Her mouth formed a small O. “You have a mole in the department.”
“I wouldn’t call the person a mole. They didn’t join the department for any nefarious reason, nor did it have to do with the project. They joined because they wanted to work in law enforcement. But when this case became known to them, they saw the links to the project and called Dr. Sweeton, who then contacted me. I learned what I could but needed to get closer. Specifically, I wanted to see those pills.”
“And?”
“And originally they were the same, with the addition of the LSD coating. Since then, they’ve been reformulated into an altered combination of the original, for what reason, I don’t know.”
“My God,” Lennon said. “So someone got hold of this drug that Dr. Sweeton illegally manufactures—”
“There are very strict controls in place. He doesn’t manufacture more than needed, and none have ever disappeared or been unaccounted for. Dr. Sweeton has gone through every part of the process and can’t come up with how even one pill could have been taken. Plus he trusts the people who work for him.”
“Then how? How did our killer come up with the recipe for these drugs, and what’s the point? Why is he using it to kill people?”
“That’s what we’re all trying to figure out.”
“If I had this information sooner, the investigation would be further along.”
He understood that, and he’d gone back and forth and back and forth on that. “You can understand why I couldn’t tell you.”
“You wasted time. More people might have died because you waited.”

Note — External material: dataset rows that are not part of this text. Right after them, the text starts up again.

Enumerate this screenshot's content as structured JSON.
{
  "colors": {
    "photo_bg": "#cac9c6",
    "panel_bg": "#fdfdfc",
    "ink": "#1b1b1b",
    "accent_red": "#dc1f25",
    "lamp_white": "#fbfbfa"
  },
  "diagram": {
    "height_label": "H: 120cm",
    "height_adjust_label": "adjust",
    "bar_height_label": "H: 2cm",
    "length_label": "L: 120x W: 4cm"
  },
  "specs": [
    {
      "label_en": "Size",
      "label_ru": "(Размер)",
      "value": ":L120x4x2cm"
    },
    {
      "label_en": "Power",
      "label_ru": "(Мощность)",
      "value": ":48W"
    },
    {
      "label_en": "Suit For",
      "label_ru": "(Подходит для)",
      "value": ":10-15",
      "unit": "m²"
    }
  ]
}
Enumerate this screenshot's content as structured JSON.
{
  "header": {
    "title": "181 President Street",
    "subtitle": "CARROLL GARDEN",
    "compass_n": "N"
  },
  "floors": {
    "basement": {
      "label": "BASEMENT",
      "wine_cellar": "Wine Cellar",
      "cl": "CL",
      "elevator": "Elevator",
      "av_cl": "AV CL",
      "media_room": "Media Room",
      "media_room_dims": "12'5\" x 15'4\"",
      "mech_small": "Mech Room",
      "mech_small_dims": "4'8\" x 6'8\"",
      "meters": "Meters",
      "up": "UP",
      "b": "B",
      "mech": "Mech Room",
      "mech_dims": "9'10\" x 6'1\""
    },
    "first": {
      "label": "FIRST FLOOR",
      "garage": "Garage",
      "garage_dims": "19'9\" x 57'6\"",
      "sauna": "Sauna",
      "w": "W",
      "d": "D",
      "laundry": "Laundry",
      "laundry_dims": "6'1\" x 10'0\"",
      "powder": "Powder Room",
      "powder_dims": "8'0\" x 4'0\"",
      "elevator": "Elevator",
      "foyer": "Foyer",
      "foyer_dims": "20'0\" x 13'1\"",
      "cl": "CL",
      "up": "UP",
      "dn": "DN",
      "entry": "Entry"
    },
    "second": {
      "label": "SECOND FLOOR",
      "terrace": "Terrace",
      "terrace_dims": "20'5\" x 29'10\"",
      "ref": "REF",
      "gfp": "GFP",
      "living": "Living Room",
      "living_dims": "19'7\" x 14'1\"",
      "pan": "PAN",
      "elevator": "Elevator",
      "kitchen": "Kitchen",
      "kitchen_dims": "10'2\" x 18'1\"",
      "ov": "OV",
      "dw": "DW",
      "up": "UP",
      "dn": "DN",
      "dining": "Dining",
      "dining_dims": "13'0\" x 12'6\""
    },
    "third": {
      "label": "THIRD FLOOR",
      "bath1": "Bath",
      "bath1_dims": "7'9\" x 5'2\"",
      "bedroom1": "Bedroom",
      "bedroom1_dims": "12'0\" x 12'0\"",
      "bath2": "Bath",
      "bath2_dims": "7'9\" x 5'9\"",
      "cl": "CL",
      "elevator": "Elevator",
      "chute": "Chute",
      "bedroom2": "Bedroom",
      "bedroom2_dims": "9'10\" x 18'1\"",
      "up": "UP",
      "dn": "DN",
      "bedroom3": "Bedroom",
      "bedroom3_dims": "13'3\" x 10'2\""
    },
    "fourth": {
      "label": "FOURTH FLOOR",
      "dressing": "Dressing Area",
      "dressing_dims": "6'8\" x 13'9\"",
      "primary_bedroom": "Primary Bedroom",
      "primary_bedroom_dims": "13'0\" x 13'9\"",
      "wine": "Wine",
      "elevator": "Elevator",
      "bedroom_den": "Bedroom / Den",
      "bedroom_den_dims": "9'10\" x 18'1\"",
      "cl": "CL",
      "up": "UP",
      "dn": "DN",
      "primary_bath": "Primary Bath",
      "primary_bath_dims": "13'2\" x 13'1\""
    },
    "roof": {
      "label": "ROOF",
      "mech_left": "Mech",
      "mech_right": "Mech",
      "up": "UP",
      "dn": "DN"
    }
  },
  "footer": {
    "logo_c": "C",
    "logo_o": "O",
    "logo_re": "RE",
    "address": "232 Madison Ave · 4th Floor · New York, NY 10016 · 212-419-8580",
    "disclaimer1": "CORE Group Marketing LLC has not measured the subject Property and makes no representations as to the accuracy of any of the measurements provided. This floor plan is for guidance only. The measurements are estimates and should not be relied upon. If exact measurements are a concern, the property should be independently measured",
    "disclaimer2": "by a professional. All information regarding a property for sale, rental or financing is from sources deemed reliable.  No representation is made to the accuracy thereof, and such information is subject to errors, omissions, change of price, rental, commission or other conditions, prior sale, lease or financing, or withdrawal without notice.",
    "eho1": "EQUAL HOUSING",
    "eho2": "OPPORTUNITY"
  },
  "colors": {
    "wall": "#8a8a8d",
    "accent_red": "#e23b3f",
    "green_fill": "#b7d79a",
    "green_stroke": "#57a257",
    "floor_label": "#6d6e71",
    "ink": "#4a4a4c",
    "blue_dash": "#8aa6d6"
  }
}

“I couldn’t jeopardize the project.”
Lennon huffed out a frustrated breath. “This is so fucked up,” she murmured. She shook her head. “I need to think. And I can’t think right now because I’m too overwhelmed.” She was quiet for several moments as he waited. “I won’t do anything without giving you advanced warning.”
“Thank you.” It was all he could ask for, and he trusted her word. “Lennon ... I want to tell you ... I’m sorry for lying to you, but I’m not sorry for what happened between us. It had nothing to do with any of this. It was completely separate. For me—”
“How can it be completely separate? It’s literally sitting smack-dab in the middle of us.”
He felt frustrated and regretful about that, and he was having a hard time explaining himself. Because though she was right, she was also wrong. But before he could say another word, she stood. “Please go.”